WASHINGTON — Crusading FCC commish Gloria Tristani announced Monday that she will ankle her post Sept. 7, leaving only one Democrat to duke it out with the Republican majority while a replacement is found.
Tristani had been making noises for months about heading home to New Mexico, where she is expected to enter next year’s U.S. Senate race. Washington insiders, however, thought the Democratic regulator would stick it out at the FCC at least until the end of the year. Her term doesn’t officially expire until 2003.
Her departure means that Commissioner Michael Copps, a Democrat, will be the lone liberal voice at the FCC during the time it takes President Bush and the U.S. Senate to decide on and confirm a new commissioner.
Under the rules of the game, the Bush administration must appoint a Democrat. Names being floated include congressional aide Andy Levin and telecom lobbyist David Krone. Filling the vacant FCC seat is expected to take several months, if not longer.
Appointed to the regulatory agency in 1997 by former President Clinton, Tristani could always be counted on to argue in favor of the public interest. She was an outspoken critic of media consolidation and recently blasted her Republican colleagues for approving News Corp.’s merger with Chris-Craft.
“Preserving and promoting a diverse media is essential to our democracy,” Tristani said at the time. “Today’s decision further diminishes the marketplace of ideas.”
FCC topper Michael Powell gave Tristani a tongue-lashing in return, saying her “sweeping assertion” was not only “offensive, but absurd.”
Monday, though, Powell had only good words.
“It has been both an honor and a privilege to work with Commissioner Tristani on the many tough issues facing the commission since that day in early November 1997 when we were both sworn in as commissioners,” Powell said.
“Since that time, (her) leadership on issues such as the V-chip and her tireless efforts in bringing communications services to underserved areas have served the public interest well and will be sorely missed,” he added.
Consumer advocates lamented her departure, seeing her as the exception in not bowing to corporate lobbyists or political interests.
“Gloria Tristani has been a singular commissioner, seldom seen in the history of the FCC,” Center for Digital Democracy exec director Jeff Chester said. “That this is exceptional is itself somewhat tragic.”
Chester said her exit leaves the FCC “without significant public interest representation.”

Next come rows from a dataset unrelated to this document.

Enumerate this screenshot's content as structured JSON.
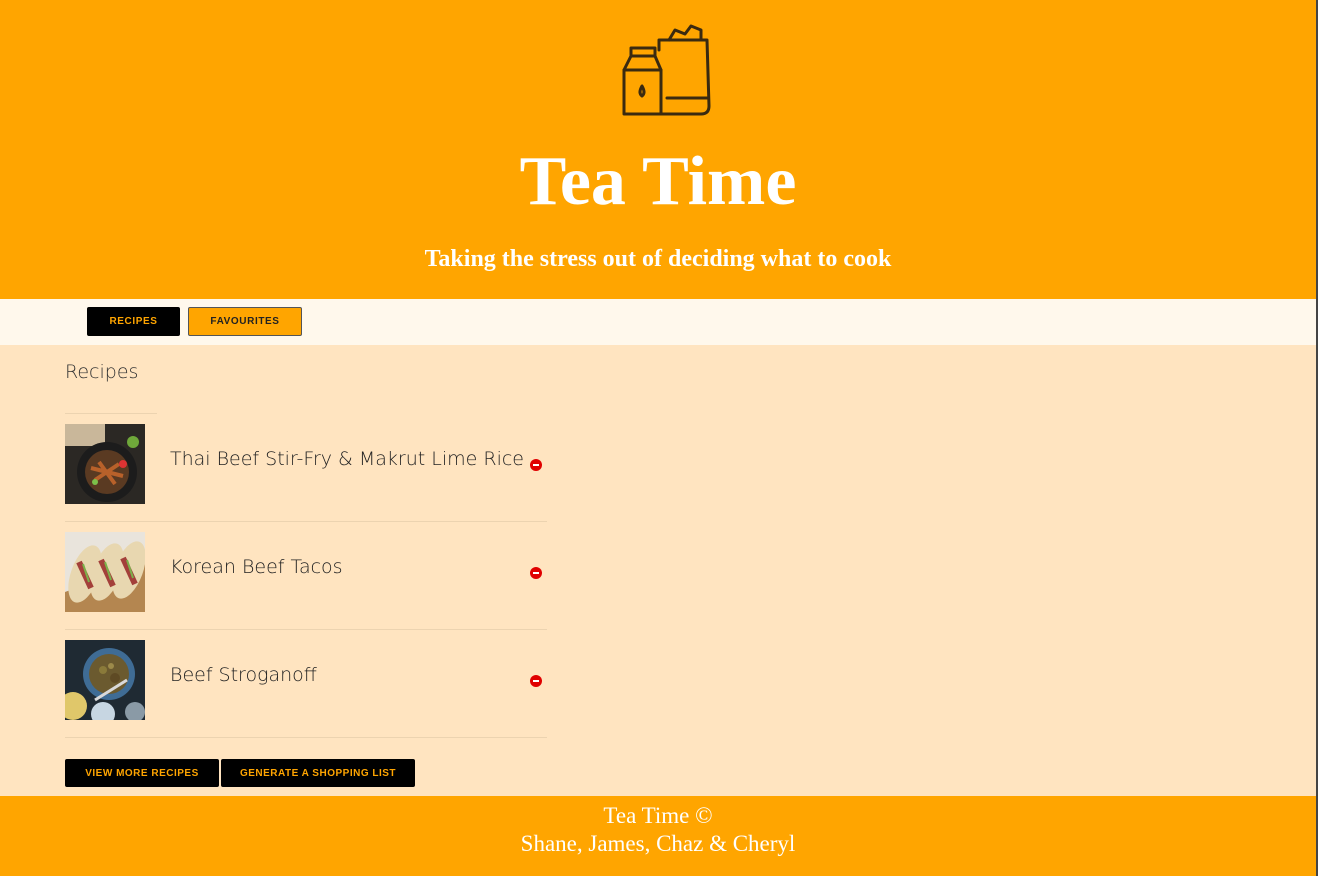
{
  "header": {
    "logo_icon": "grocery-bag-milk-icon",
    "title": "Tea Time",
    "tagline": "Taking the stress out of deciding what to cook"
  },
  "nav": {
    "recipes_label": "RECIPES",
    "favourites_label": "FAVOURITES"
  },
  "main": {
    "section_title": "Recipes",
    "recipes": [
      {
        "name": "Thai Beef Stir-Fry & Makrut Lime Rice"
      },
      {
        "name": "Korean Beef Tacos"
      },
      {
        "name": "Beef Stroganoff"
      }
    ],
    "view_more_label": "VIEW MORE RECIPES",
    "shopping_list_label": "GENERATE A SHOPPING LIST"
  },
  "footer": {
    "line1": "Tea Time ©",
    "line2": "Shane, James, Chaz & Cheryl"
  },
  "colors": {
    "brand_orange": "#ffa500",
    "page_background": "#ffe4c0",
    "nav_background": "#fff8ec",
    "remove_red": "#e00000"
  }
}
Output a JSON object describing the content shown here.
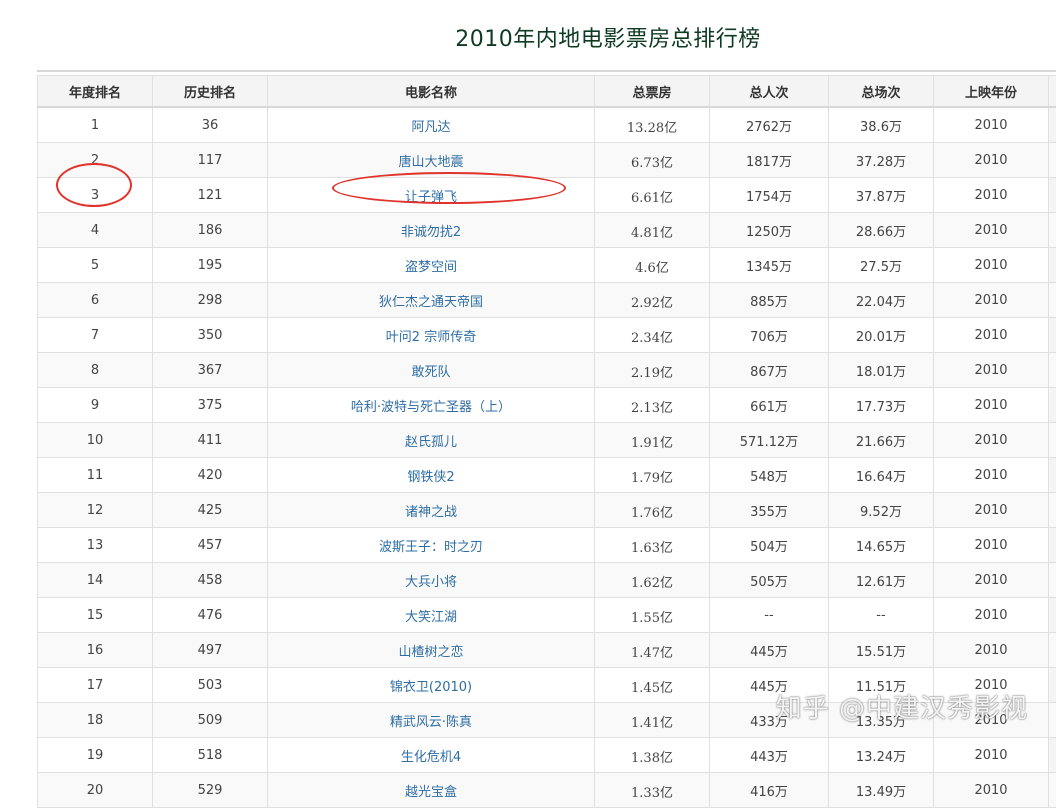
{
  "page": {
    "title": "2010年内地电影票房总排行榜"
  },
  "table": {
    "headers": [
      "年度排名",
      "历史排名",
      "电影名称",
      "总票房",
      "总人次",
      "总场次",
      "上映年份"
    ],
    "rows": [
      {
        "rank": "1",
        "hist": "36",
        "title": "阿凡达",
        "gross": "13.28亿",
        "admissions": "2762万",
        "screenings": "38.6万",
        "year": "2010"
      },
      {
        "rank": "2",
        "hist": "117",
        "title": "唐山大地震",
        "gross": "6.73亿",
        "admissions": "1817万",
        "screenings": "37.28万",
        "year": "2010"
      },
      {
        "rank": "3",
        "hist": "121",
        "title": "让子弹飞",
        "gross": "6.61亿",
        "admissions": "1754万",
        "screenings": "37.87万",
        "year": "2010"
      },
      {
        "rank": "4",
        "hist": "186",
        "title": "非诚勿扰2",
        "gross": "4.81亿",
        "admissions": "1250万",
        "screenings": "28.66万",
        "year": "2010"
      },
      {
        "rank": "5",
        "hist": "195",
        "title": "盗梦空间",
        "gross": "4.6亿",
        "admissions": "1345万",
        "screenings": "27.5万",
        "year": "2010"
      },
      {
        "rank": "6",
        "hist": "298",
        "title": "狄仁杰之通天帝国",
        "gross": "2.92亿",
        "admissions": "885万",
        "screenings": "22.04万",
        "year": "2010"
      },
      {
        "rank": "7",
        "hist": "350",
        "title": "叶问2 宗师传奇",
        "gross": "2.34亿",
        "admissions": "706万",
        "screenings": "20.01万",
        "year": "2010"
      },
      {
        "rank": "8",
        "hist": "367",
        "title": "敢死队",
        "gross": "2.19亿",
        "admissions": "867万",
        "screenings": "18.01万",
        "year": "2010"
      },
      {
        "rank": "9",
        "hist": "375",
        "title": "哈利·波特与死亡圣器（上）",
        "gross": "2.13亿",
        "admissions": "661万",
        "screenings": "17.73万",
        "year": "2010"
      },
      {
        "rank": "10",
        "hist": "411",
        "title": "赵氏孤儿",
        "gross": "1.91亿",
        "admissions": "571.12万",
        "screenings": "21.66万",
        "year": "2010"
      },
      {
        "rank": "11",
        "hist": "420",
        "title": "钢铁侠2",
        "gross": "1.79亿",
        "admissions": "548万",
        "screenings": "16.64万",
        "year": "2010"
      },
      {
        "rank": "12",
        "hist": "425",
        "title": "诸神之战",
        "gross": "1.76亿",
        "admissions": "355万",
        "screenings": "9.52万",
        "year": "2010"
      },
      {
        "rank": "13",
        "hist": "457",
        "title": "波斯王子：时之刃",
        "gross": "1.63亿",
        "admissions": "504万",
        "screenings": "14.65万",
        "year": "2010"
      },
      {
        "rank": "14",
        "hist": "458",
        "title": "大兵小将",
        "gross": "1.62亿",
        "admissions": "505万",
        "screenings": "12.61万",
        "year": "2010"
      },
      {
        "rank": "15",
        "hist": "476",
        "title": "大笑江湖",
        "gross": "1.55亿",
        "admissions": "--",
        "screenings": "--",
        "year": "2010"
      },
      {
        "rank": "16",
        "hist": "497",
        "title": "山楂树之恋",
        "gross": "1.47亿",
        "admissions": "445万",
        "screenings": "15.51万",
        "year": "2010"
      },
      {
        "rank": "17",
        "hist": "503",
        "title": "锦衣卫(2010)",
        "gross": "1.45亿",
        "admissions": "445万",
        "screenings": "11.51万",
        "year": "2010"
      },
      {
        "rank": "18",
        "hist": "509",
        "title": "精武风云·陈真",
        "gross": "1.41亿",
        "admissions": "433万",
        "screenings": "13.35万",
        "year": "2010"
      },
      {
        "rank": "19",
        "hist": "518",
        "title": "生化危机4",
        "gross": "1.38亿",
        "admissions": "443万",
        "screenings": "13.24万",
        "year": "2010"
      },
      {
        "rank": "20",
        "hist": "529",
        "title": "越光宝盒",
        "gross": "1.33亿",
        "admissions": "416万",
        "screenings": "13.49万",
        "year": "2010"
      }
    ]
  },
  "watermark": "知乎 @中建汉秀影视",
  "colors": {
    "title_text": "#0f3b23",
    "link": "#2f6ea5",
    "highlight_circle": "#e0332b"
  }
}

Tristani has been vigilant when it comes to citizen complaints regarding obscenity over the airwaves.
“What sets Gloria apart as a public servant is a very special combination of keen intelligence, enthusiasm and an unflagging commitment to ensure that every American participates fully in the great information technology revolution of our time,” Copps said.
When Tristani departs, Powell will be the only veteran on the commission, relatively speaking. Copps and GOP commissioners Kathleen Abernathy and Kevin Martin are recent Bush appointees.
Tug of war
In regard to Tristani’s successor, key politicos in the House of Representatives are pushing for Bush to appoint Levin, an aide to Rep. John Dingell (D-Mich.).
Dingell is the Democrat’s top man on the powerful House Commerce Committee. Both Dingell and Rep. W.J. “Billy” Tauzin (R-La.), chair of commerce, think it’s only fair that they get their pick, since Senate leadership got its man in putting forth Copps.
Another contender for the FCC slot is Krone, who has lobbied for both AT&T and TCI.
Upon returning to New Mexico, Tristani is expected to launch her Senate campaign. If she is victorious in the Democratic primary, she likely would face longtime Republican incumbent Sen. Pete Domenici in the general election.